How to make the most of your money during lockdown

At a time when the Coronavirus outbreak is turning our world upside down, it’s still important to try and find ways to keep your savings plans on track where possible.

Whether you have recently been furloughed, made redundant, or are just keen to be in the best financial shape when the lockdown is lifted, we have some hints and tips to help you navigate your finances over the next few months.

If you’re working from home

If you’re lucky enough to have been able to transition to working from home, while setting up a home office can be an adjustment, it can have financial benefits too.  According to new research, £2.1 billion is being saved every week by employees working from home. Not having to buy lunch or commute is saving the average employed worker £44.78 every week and 88% of people said they are currently saving money by not going out to socialise or participate in leisure activities.[1]

So, if you put aside the money you would usually spend on commuting or socialising it can be a simple way to save money without noticing.
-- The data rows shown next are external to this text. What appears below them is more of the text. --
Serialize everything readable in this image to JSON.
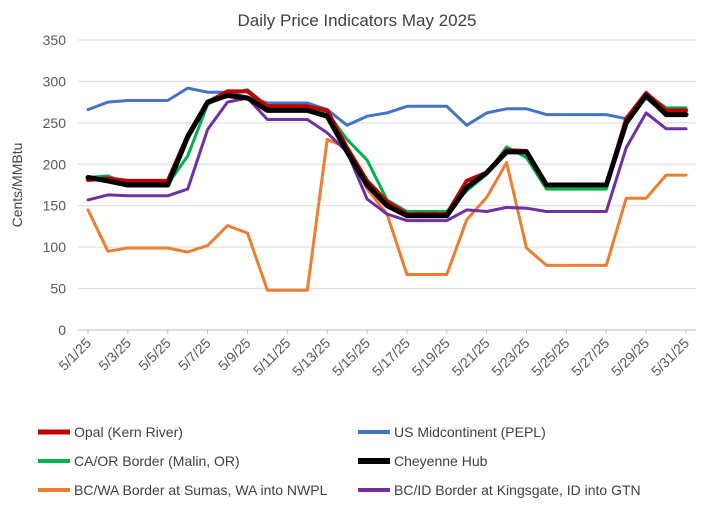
{
  "chart_data": {
    "type": "line",
    "title": "Daily Price Indicators May 2025",
    "ylabel": "Cents/MMBtu",
    "xlabel": "",
    "ylim": [
      0,
      350
    ],
    "yticks": [
      0,
      50,
      100,
      150,
      200,
      250,
      300,
      350
    ],
    "grid": true,
    "legend_position": "bottom",
    "x": [
      "5/1/25",
      "5/2/25",
      "5/3/25",
      "5/4/25",
      "5/5/25",
      "5/6/25",
      "5/7/25",
      "5/8/25",
      "5/9/25",
      "5/10/25",
      "5/11/25",
      "5/12/25",
      "5/13/25",
      "5/14/25",
      "5/15/25",
      "5/16/25",
      "5/17/25",
      "5/18/25",
      "5/19/25",
      "5/20/25",
      "5/21/25",
      "5/22/25",
      "5/23/25",
      "5/24/25",
      "5/25/25",
      "5/26/25",
      "5/27/25",
      "5/28/25",
      "5/29/25",
      "5/30/25",
      "5/31/25"
    ],
    "xtick_labels": [
      "5/1/25",
      "5/3/25",
      "5/5/25",
      "5/7/25",
      "5/9/25",
      "5/11/25",
      "5/13/25",
      "5/15/25",
      "5/17/25",
      "5/19/25",
      "5/21/25",
      "5/23/25",
      "5/25/25",
      "5/27/25",
      "5/29/25",
      "5/31/25"
    ],
    "series": [
      {
        "name": "Opal (Kern River)",
        "color": "#c00000",
        "width": 4,
        "values": [
          181,
          183,
          180,
          180,
          180,
          235,
          275,
          288,
          288,
          270,
          270,
          270,
          265,
          220,
          180,
          155,
          140,
          140,
          140,
          180,
          190,
          217,
          216,
          175,
          175,
          175,
          175,
          255,
          286,
          265,
          265
        ]
      },
      {
        "name": "US Midcontinent (PEPL)",
        "color": "#4472c4",
        "width": 3,
        "values": [
          266,
          275,
          277,
          277,
          277,
          292,
          287,
          287,
          281,
          274,
          274,
          274,
          266,
          247,
          258,
          262,
          270,
          270,
          270,
          247,
          262,
          267,
          267,
          260,
          260,
          260,
          260,
          255,
          280,
          260,
          260
        ]
      },
      {
        "name": "CA/OR Border (Malin, OR)",
        "color": "#00b050",
        "width": 3,
        "values": [
          184,
          186,
          176,
          176,
          176,
          210,
          272,
          285,
          290,
          270,
          270,
          270,
          262,
          230,
          205,
          157,
          143,
          143,
          143,
          168,
          188,
          221,
          208,
          170,
          170,
          170,
          170,
          250,
          285,
          268,
          268
        ]
      },
      {
        "name": "Cheyenne Hub",
        "color": "#000000",
        "width": 5,
        "values": [
          184,
          180,
          175,
          175,
          175,
          233,
          275,
          283,
          280,
          265,
          265,
          265,
          258,
          215,
          175,
          150,
          138,
          138,
          138,
          172,
          190,
          215,
          215,
          175,
          175,
          175,
          175,
          250,
          283,
          260,
          260
        ]
      },
      {
        "name": "BC/WA Border at Sumas, WA into NWPL",
        "color": "#ed7d31",
        "width": 3,
        "values": [
          145,
          95,
          99,
          99,
          99,
          94,
          102,
          126,
          117,
          48,
          48,
          48,
          230,
          220,
          170,
          140,
          67,
          67,
          67,
          133,
          160,
          202,
          99,
          78,
          78,
          78,
          78,
          159,
          159,
          187,
          187
        ]
      },
      {
        "name": "BC/ID Border at Kingsgate, ID into GTN",
        "color": "#7030a0",
        "width": 3,
        "values": [
          157,
          163,
          162,
          162,
          162,
          170,
          242,
          275,
          280,
          254,
          254,
          254,
          238,
          215,
          158,
          140,
          132,
          132,
          132,
          145,
          143,
          148,
          147,
          143,
          143,
          143,
          143,
          220,
          262,
          243,
          243
        ]
      }
    ],
    "legend_order": [
      0,
      1,
      2,
      3,
      4,
      5
    ]
  }
}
A Tax Exempt Savings Plan is a good place to start because you can start saving from £25 a month and you can decide how long you want to save for from 10 to 25 years. You can even select the exact date you want to save for so that your funds are ready for a special anniversary, birthday or retirement.

If you or your partner has been furloughed

It is important to remember that you are not the only person feeling the financial and professional impact of coronavirus. The Resolution Foundation predicts that more than nine million workers are expected to be furloughed under the UK government’s job retention scheme, where the Government pays 80% of employees’ wages, up to £2,500 per month.[2]

While this is far from an ideal situation for many people, the Government has announced that the coronavirus job retention scheme will run until October, so for the next few months at least the majority of people should have peace of mind about covering their monthly bills.

You may also be eligible for a mortgage holiday that reduces or delays your mortgage payments until you are in a position where you can pay. You could also receive an interest-free overdraft of up to £500 for up to three months and payment holidays on loans, credit cards, store cards and catalogue accounts. If you think you may need this support then contact your bank or account provider to find out if you can qualify for the additional support.

If you are a member of Foresters Friendly Society

Members of Foresters Friendly Society can apply for a discretionary grant, as part of the membership benefits package available to them, to provide financial support. The Foresters Support Fund is aimed at helping adult members in times of hardship, paying up to £2,000 to help members through difficult times. In 2019 we awarded grants worth £26,432 to members.[3]

Additionally, we can provide financial assistance to children such as those who are bereft of one or both parents; children who have parents that are incapacitated; children who themselves are incapacitated or have special needs and children who are carers. Visit our members’ pages to find out about the benefits we offer.

This blog is intended to provide information, not financial advice, to help you make an informed decision about savings and investments. We do not offer financial advice. You should contact a financial adviser, who may charge a fee, if you want financial advice.

Please note that tax rules may change in the future and depend on your individual circumstances. Member benefits are not regulated by the Financial Conduct Authority or the Prudential Regulation Authority.